Replacé récupérateur gauche, i l rayonne depuis dans le coeur du jeu, où il s’impose comme le milieu remportant le plus de duels offensifs en Ligue 1 cette saison (devant le Lillois Ayyoub Bouaddi et le Niçois Hicham Boudaoui). Cela ne surprend pas Da Fonseca. « Avant, il était plus figé comme joueur de couloir gauche. Désormais, il bénéficie de davantage de liberté et, s’il ne dispose pas d’une technique d’excellence, il apporte sa hargne et son côté âpre. Barco, c’est un joueur inspiré et inspirant, contagieux et énergisant. » Au point qu’après lui avoir offert sa première sélection, en lui demandant de remplacer en cours de match le Lyonnais Nicolas Tagliafico face au Salvador (3-0, le 23 mars 2024), Lionel Scaloni, le sélectionneur de l’Albiceleste, vient de le rappeler pour aller jouer en Angola le 14 novembre en amical. « El pibe del barrio » semble parti pour aller très haut.

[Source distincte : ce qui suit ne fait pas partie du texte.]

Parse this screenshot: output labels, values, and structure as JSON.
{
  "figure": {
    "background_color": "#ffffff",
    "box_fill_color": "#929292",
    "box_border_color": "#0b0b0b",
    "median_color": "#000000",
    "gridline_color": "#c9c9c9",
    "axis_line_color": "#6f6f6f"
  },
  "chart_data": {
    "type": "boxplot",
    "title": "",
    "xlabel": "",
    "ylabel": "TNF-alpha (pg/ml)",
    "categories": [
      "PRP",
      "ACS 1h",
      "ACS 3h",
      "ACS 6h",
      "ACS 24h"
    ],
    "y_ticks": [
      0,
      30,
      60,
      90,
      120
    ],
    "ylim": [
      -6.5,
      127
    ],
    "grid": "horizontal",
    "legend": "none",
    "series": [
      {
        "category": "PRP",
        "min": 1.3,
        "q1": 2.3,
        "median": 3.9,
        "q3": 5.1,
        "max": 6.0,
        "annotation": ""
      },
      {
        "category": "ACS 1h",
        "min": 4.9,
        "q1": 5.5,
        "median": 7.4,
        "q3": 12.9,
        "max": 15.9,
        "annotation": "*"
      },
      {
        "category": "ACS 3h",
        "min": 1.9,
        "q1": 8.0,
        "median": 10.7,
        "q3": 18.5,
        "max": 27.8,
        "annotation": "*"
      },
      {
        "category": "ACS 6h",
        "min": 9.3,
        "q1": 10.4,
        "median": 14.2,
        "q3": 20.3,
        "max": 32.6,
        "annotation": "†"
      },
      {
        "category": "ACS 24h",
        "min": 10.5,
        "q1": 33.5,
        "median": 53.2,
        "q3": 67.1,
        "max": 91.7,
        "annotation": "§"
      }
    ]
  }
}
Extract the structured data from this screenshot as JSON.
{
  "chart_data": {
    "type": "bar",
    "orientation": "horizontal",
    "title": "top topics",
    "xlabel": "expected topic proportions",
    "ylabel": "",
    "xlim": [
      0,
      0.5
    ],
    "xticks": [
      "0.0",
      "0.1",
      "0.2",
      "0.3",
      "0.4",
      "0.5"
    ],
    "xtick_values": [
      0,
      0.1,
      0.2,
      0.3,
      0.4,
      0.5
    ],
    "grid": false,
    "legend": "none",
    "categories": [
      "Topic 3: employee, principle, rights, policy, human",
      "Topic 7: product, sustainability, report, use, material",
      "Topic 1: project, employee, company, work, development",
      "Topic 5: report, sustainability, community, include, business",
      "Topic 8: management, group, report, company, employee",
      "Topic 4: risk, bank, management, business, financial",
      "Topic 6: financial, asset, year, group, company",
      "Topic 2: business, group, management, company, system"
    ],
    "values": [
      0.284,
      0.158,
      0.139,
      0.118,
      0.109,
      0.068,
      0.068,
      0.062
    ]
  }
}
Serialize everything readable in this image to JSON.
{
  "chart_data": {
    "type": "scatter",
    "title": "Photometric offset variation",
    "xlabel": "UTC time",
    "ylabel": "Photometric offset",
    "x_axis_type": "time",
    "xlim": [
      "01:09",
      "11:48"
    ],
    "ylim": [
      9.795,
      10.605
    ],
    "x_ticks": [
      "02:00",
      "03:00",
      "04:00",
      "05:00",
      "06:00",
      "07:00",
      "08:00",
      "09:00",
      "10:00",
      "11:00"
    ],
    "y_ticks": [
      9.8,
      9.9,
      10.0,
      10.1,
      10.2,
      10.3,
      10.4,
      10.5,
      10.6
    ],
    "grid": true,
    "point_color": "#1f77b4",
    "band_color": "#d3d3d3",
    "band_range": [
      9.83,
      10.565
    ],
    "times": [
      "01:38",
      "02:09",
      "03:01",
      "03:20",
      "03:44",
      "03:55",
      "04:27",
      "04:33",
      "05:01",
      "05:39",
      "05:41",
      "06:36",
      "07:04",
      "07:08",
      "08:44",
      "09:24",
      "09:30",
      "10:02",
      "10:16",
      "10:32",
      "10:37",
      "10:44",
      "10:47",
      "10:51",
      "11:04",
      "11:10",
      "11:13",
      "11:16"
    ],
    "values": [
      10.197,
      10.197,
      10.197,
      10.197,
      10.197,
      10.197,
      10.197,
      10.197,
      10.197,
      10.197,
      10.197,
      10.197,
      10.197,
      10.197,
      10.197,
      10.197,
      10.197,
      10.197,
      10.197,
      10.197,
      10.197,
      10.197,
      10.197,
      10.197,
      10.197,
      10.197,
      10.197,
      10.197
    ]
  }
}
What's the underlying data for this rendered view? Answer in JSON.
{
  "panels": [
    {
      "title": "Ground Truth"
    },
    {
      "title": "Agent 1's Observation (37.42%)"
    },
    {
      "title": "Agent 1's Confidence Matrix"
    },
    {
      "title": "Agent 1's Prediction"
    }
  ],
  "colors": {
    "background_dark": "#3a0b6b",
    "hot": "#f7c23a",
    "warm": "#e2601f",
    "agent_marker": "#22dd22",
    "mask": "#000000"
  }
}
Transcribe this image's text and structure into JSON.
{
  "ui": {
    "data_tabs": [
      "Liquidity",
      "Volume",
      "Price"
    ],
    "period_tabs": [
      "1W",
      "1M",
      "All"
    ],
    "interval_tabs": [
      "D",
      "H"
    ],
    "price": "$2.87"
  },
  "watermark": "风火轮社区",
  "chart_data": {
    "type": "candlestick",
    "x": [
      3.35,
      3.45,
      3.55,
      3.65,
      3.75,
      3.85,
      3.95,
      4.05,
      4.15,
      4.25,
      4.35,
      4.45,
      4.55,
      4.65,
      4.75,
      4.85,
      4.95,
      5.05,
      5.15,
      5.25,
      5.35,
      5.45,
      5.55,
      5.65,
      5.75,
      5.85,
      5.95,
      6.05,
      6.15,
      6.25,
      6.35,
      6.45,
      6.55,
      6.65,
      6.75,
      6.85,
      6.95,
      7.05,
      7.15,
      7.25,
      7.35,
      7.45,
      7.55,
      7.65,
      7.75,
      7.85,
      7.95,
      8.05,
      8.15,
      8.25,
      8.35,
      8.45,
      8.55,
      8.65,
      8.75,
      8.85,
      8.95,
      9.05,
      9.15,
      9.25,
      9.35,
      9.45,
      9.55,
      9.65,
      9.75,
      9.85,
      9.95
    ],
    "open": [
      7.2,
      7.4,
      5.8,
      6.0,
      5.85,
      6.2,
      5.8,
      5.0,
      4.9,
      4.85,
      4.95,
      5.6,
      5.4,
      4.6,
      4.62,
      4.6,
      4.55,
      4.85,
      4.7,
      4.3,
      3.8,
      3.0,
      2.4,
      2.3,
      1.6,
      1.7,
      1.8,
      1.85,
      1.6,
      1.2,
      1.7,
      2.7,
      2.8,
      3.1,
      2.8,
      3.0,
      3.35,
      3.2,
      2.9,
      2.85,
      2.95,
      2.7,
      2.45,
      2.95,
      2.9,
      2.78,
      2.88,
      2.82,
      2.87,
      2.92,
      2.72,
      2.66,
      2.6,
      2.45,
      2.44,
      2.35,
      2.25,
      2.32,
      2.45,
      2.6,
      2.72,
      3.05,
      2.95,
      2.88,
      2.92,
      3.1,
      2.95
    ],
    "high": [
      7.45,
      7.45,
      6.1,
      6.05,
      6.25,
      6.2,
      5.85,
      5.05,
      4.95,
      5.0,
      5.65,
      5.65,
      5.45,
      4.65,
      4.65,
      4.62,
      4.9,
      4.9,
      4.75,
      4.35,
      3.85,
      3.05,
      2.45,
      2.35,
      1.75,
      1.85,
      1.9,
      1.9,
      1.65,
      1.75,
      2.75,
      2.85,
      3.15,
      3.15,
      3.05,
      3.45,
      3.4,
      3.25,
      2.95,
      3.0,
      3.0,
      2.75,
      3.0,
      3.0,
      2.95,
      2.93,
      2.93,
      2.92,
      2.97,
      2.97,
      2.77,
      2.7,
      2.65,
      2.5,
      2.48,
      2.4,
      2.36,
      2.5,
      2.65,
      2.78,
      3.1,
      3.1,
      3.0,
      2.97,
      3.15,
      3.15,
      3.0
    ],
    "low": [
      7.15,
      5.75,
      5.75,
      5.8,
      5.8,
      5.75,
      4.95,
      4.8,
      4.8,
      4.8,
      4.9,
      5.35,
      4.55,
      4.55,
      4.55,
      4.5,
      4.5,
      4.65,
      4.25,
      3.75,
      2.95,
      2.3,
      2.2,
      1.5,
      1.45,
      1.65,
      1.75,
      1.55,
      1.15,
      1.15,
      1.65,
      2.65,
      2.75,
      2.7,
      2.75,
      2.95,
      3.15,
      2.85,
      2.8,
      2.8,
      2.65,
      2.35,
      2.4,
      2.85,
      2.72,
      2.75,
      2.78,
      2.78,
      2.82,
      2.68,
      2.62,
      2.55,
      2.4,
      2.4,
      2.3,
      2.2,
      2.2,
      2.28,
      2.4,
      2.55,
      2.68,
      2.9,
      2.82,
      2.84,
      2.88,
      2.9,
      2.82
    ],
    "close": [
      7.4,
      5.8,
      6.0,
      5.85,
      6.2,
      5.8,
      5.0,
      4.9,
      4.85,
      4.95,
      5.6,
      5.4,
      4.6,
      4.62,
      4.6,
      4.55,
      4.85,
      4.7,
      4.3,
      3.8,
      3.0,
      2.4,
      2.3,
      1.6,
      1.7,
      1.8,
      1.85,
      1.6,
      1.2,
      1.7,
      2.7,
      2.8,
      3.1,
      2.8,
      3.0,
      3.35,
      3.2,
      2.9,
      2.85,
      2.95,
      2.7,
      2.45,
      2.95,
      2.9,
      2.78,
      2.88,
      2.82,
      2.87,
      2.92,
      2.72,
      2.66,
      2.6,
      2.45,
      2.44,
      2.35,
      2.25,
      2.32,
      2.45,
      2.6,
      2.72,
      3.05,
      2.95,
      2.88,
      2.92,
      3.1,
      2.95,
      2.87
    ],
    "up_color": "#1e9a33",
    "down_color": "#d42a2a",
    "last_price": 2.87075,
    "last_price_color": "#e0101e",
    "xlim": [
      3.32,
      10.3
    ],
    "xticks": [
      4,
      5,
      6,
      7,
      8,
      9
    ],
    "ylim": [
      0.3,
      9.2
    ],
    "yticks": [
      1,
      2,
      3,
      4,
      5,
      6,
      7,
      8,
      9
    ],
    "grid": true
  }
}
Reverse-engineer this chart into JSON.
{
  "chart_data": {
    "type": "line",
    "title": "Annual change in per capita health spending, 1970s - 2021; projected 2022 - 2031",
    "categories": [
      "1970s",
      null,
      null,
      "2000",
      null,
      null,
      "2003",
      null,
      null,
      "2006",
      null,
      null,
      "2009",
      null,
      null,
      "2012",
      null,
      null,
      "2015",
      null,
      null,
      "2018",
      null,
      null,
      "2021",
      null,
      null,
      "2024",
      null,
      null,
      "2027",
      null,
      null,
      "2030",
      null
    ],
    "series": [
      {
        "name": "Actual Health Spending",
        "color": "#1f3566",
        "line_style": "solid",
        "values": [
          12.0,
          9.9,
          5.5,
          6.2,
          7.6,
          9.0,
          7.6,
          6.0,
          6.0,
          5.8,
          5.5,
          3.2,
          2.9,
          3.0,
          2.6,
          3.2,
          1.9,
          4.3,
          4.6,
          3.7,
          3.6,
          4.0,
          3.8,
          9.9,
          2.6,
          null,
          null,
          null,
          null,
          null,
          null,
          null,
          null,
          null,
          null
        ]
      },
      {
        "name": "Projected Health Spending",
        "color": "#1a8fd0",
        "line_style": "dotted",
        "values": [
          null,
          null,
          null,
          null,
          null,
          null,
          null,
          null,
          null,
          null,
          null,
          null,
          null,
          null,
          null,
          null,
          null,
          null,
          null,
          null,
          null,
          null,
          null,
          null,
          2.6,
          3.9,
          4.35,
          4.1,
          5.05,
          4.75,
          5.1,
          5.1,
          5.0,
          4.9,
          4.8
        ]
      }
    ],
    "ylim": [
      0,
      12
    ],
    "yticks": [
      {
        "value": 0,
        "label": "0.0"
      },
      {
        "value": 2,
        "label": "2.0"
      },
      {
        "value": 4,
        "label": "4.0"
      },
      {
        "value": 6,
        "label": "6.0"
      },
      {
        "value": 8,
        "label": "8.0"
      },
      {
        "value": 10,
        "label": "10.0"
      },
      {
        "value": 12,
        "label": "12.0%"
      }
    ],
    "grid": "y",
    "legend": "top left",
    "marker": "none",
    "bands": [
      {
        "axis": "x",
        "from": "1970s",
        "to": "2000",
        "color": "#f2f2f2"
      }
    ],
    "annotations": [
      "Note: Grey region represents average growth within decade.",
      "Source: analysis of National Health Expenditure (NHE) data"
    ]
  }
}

(*) Après Denny Ramirez, Victor Hugo Moreno et Leandro Paredes, l’ancien Parisien (2019-2023).

***

EN BREF
21 ANS
Argentin (1 sélection) 
Strasbourg 1 m70
2021 - 2024 : Boca Junior
2024 - 2025 : Brighton
2024 - 2025 : prété à Séville FC
2025 : Strasbourg
Palmarès : championnat d’argentine (2022)

4 - Il a joué pour 4 clubs différents au cours des dix-huit derniers mois 
Cet été, il a signé avec Strasbourg pour quatre ans.